Ces vicissitudes témoignent du cheminement parallèle, au fil d’un demi-siècle, de la pensée de Claude Lévi-Strauss d’une part, et de la doctrine de l’UNESCO de l’autre. Leur principal point d’articulation était le problème de la diversité biologique et culturelle de l’espèce humaine.
Accords...
Claude Lévi-Strauss reçut sa première formation intellectuelle dans un milieu de jeunes socialistes profondément marqués par la catastrophe de la Grande Guerre, à laquelle ils n’avaient pas participé. Ils étaient tous viscéralement pacifistes et antinationalistes. La révolution à laquelle ils aspiraient devait se faire sans violence, par une transformation radicale de la conscience morale qui jetterait les fondations d’un nouvel humanisme, nécessaire pour bâtir une société égalitaire, juste et pacifique ; ils désiraient que les rapports entre les peuples fussent mis sous la responsabilité d’instances internationales capables de résoudre les conflits entre les États sans recours à la guerre. Ces idées étaient proches du programme de L’Institut international de coopération intellectuelle qui, dans les années 1920-1930, préfigurait déjà les principes de la future doctrine de l’UNESCO. Il était donc naturel que Lévi-Strauss répondît favorablement, en 1949, à l’invitation de participer à des activités de l’Organisation dont le programme incarnait si bien ses propres convictions.

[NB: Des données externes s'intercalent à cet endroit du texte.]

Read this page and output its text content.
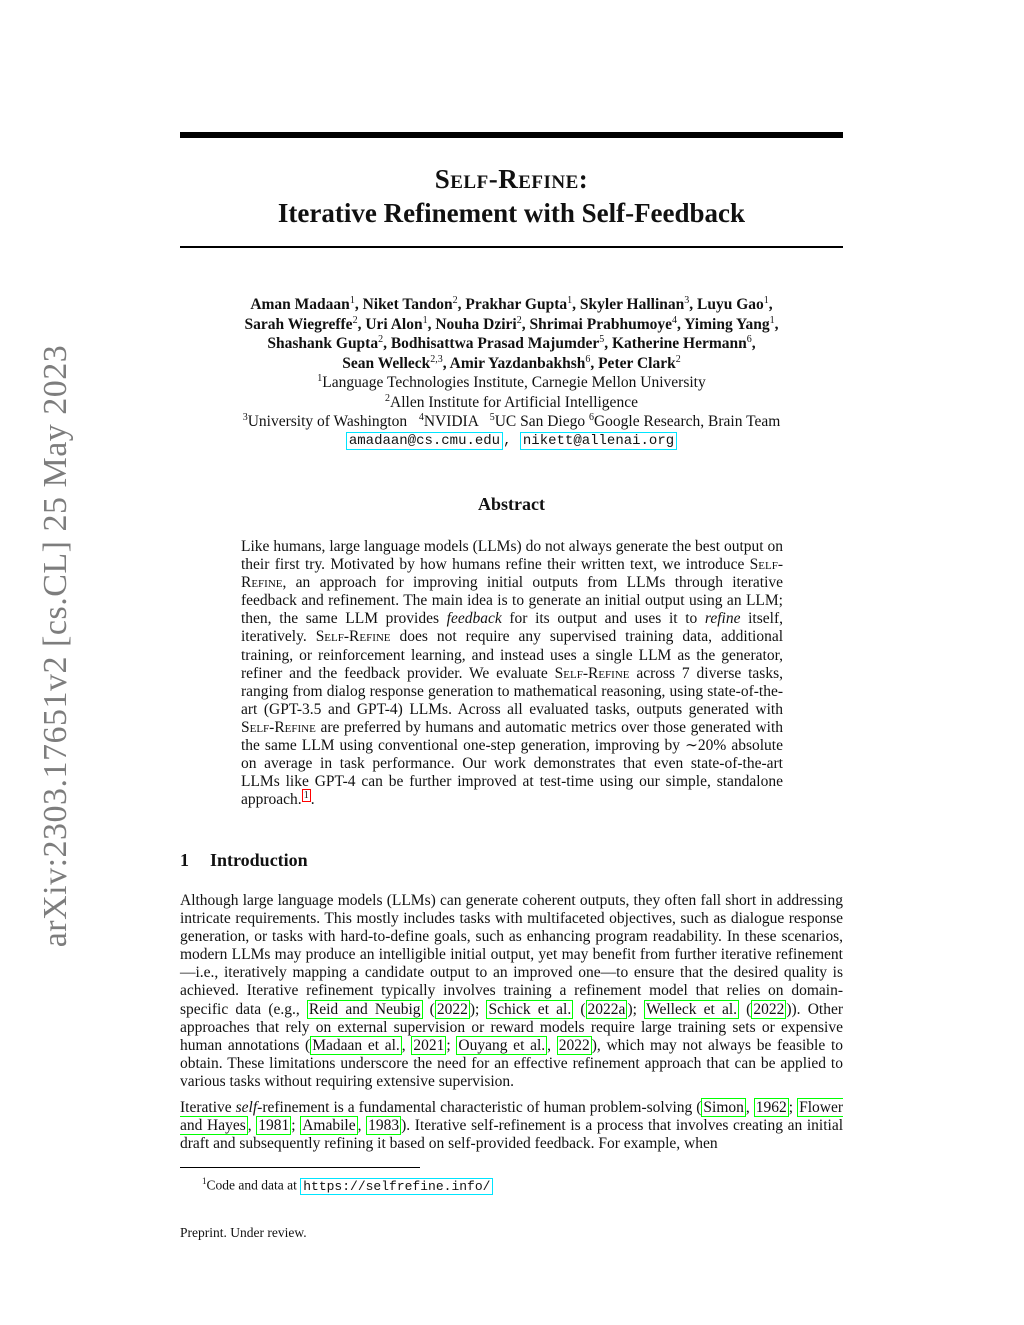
arXiv:2303.17651v2 [cs.CL] 25 May 2023
Self-Refine:
Iterative Refinement with Self-Feedback
Aman Madaan$^1$, Niket Tandon$^2$, Prakhar Gupta$^1$, Skyler Hallinan$^3$, Luyu Gao$^1$,
Sarah Wiegreffe$^2$, Uri Alon$^1$, Nouha Dziri$^2$, Shrimai Prabhumoye$^4$, Yiming Yang$^1$,
Shashank Gupta$^2$, Bodhisattwa Prasad Majumder$^5$, Katherine Hermann$^6$,
Sean Welleck$^{2,3}$, Amir Yazdanbakhsh$^6$, Peter Clark$^2$
$^1$Language Technologies Institute, Carnegie Mellon University
$^2$Allen Institute for Artificial Intelligence
$^3$University of Washington $^4$NVIDIA $^5$UC San Diego $^6$Google Research, Brain Team
amadaan@cs.cmu.edu , nikett@allenai.org
Abstract

Like humans, large language models (LLMs) do not always generate the best output on their first try. Motivated by how humans refine their written text, we introduce Self-Refine, an approach for improving initial outputs from LLMs through iterative feedback and refinement. The main idea is to generate an initial output using an LLM; then, the same LLM provides feedback for its output and uses it to refine itself, iteratively. Self-Refine does not require any supervised training data, additional training, or reinforcement learning, and instead uses a single LLM as the generator, refiner and the feedback provider. We evaluate Self-Refine across 7 diverse tasks, ranging from dialog response generation to mathematical reasoning, using state-of-the-art (GPT-3.5 and GPT-4) LLMs. Across all evaluated tasks, outputs generated with Self-Refine are preferred by humans and automatic metrics over those generated with the same LLM using conventional one-step generation, improving by ∼20% absolute on average in task performance. Our work demonstrates that even state-of-the-art LLMs like GPT-4 can be further improved at test-time using our simple, standalone approach. $^1$ .

1 Introduction

Although large language models (LLMs) can generate coherent outputs, they often fall short in addressing intricate requirements. This mostly includes tasks with multifaceted objectives, such as dialogue response generation, or tasks with hard-to-define goals, such as enhancing program readability. In these scenarios, modern LLMs may produce an intelligible initial output, yet may benefit from further iterative refinement—i.e., iteratively mapping a candidate output to an improved one—to ensure that the desired quality is achieved. Iterative refinement typically involves training a refinement model that relies on domain-specific data (e.g., Reid and Neubig ( 2022 ); Schick et al. ( 2022a ); Welleck et al. ( 2022 )). Other approaches that rely on external supervision or reward models require large training sets or expensive human annotations ( Madaan et al. , 2021 ; Ouyang et al. , 2022 ), which may not always be feasible to obtain. These limitations underscore the need for an effective refinement approach that can be applied to various tasks without requiring extensive supervision.

Iterative self-refinement is a fundamental characteristic of human problem-solving ( Simon , 1962 ; Flower and Hayes , 1981 ; Amabile , 1983 ). Iterative self-refinement is a process that involves creating an initial draft and subsequently refining it based on self-provided feedback. For example, when

$^1$Code and data at https://selfrefine.info/
Preprint. Under review.
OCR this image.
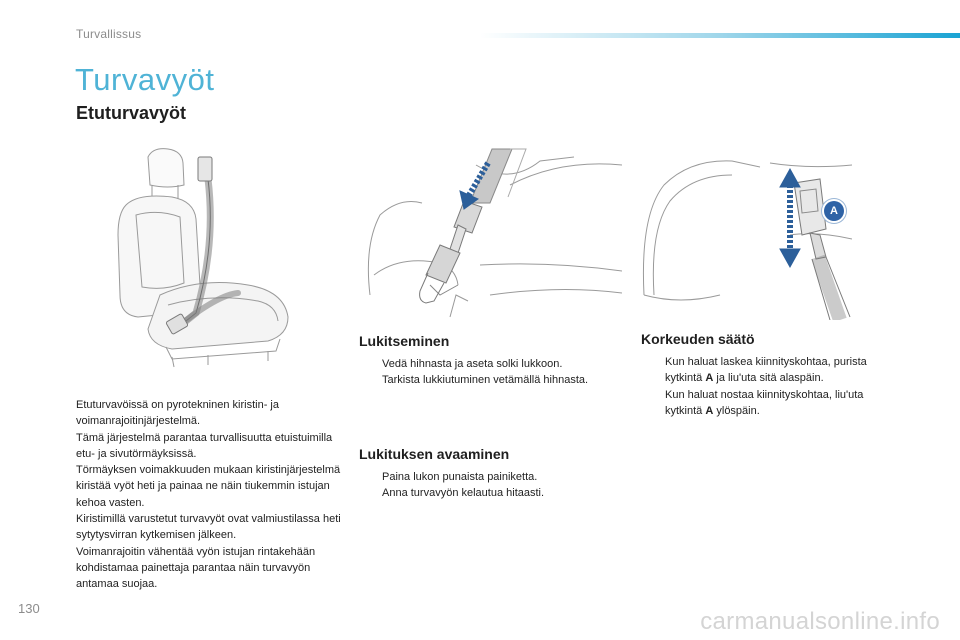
Turvallissus
Turvavyöt
Etuturvavyöt
A

Etuturvavöissä on pyrotekninen kiristin- ja voimanrajoitinjärjestelmä.

Tämä järjestelmä parantaa turvallisuutta etuistuimilla etu- ja sivutörmäyksissä.

Törmäyksen voimakkuuden mukaan kiristinjärjestelmä kiristää vyöt heti ja painaa ne näin tiukemmin istujan kehoa vasten.

Kiristimillä varustetut turvavyöt ovat valmiustilassa heti sytytysvirran kytkemisen jälkeen.

Voimanrajoitin vähentää vyön istujan rintakehään kohdistamaa painettaja parantaa näin turvavyön antamaa suojaa.

Lukitseminen
Vedä hihnasta ja aseta solki lukkoon.
Tarkista lukkiutuminen vetämällä hihnasta.
Korkeuden säätö
Kun haluat laskea kiinnityskohtaa, purista kytkintä A ja liu'uta sitä alaspäin.
Kun haluat nostaa kiinnityskohtaa, liu'uta kytkintä A ylöspäin.
Lukituksen avaaminen
Paina lukon punaista painiketta.
Anna turvavyön kelautua hitaasti.
130	carmanualsonline.info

Déclaration sur la race (1950) (Extraits)
Après le désastre provoqué par le nazisme, l’une des priorités était de délégitimer l’idéologie de l’inégalité des races. L’UNESCO tenait à promouvoir les idées auparavant contestées par le nazisme : l’unité de l’espèce humaine ; le caractère arbitraire des classifications raciales ; l’égalité des humains ; les effets anodins du métissage ; l’instinct de coopération comme propriété essentielle de l’homme. Tel était le message principal de la première déclaration de l’UNESCO sur la race (1950).
Dans le sillage de ce texte, plusieurs brochures destinées au grand public parurent rapidement, conçues par la Division pour l’étude de la race de l’UNESCO comme instrument d’une « offensive éducative ». Race et histoire constituait la contribution de Claude Lévi-Strauss Son intérêt tenait à offrir un argument capable de remédier à une imperfection importante de la doctrine antiraciste de l’UNESCO. À quoi sert en effet – remarquait Lévi-Strauss – de constater qu’aucune donnée biologique ne corrobore l’idée de l’inégalité des « races », si l’on laisse perdurer la croyance à l’inégalité dans sa dimension culturelle, où reste intacte la conviction que les sociétés ne sont pas capables d’apporter des contributions équivalentes au patrimoine commun de la civilisation ? La solution proposée par Lévi-Strauss consiste à montrer que la capacité à accomplir des progrès culturels ne tient pas à une supériorité de telle ou telle société comparée aux autres, mais plutôt à l’aptitude de chacune à établir des échanges mutuels avec les autres. Ainsi, faisant des échanges la condition fondamentale du progrès, Race et histoire était en parfaite harmonie avec l’idéologie de la coopération, dont l’UNESCO souhaitait favoriser la propagation.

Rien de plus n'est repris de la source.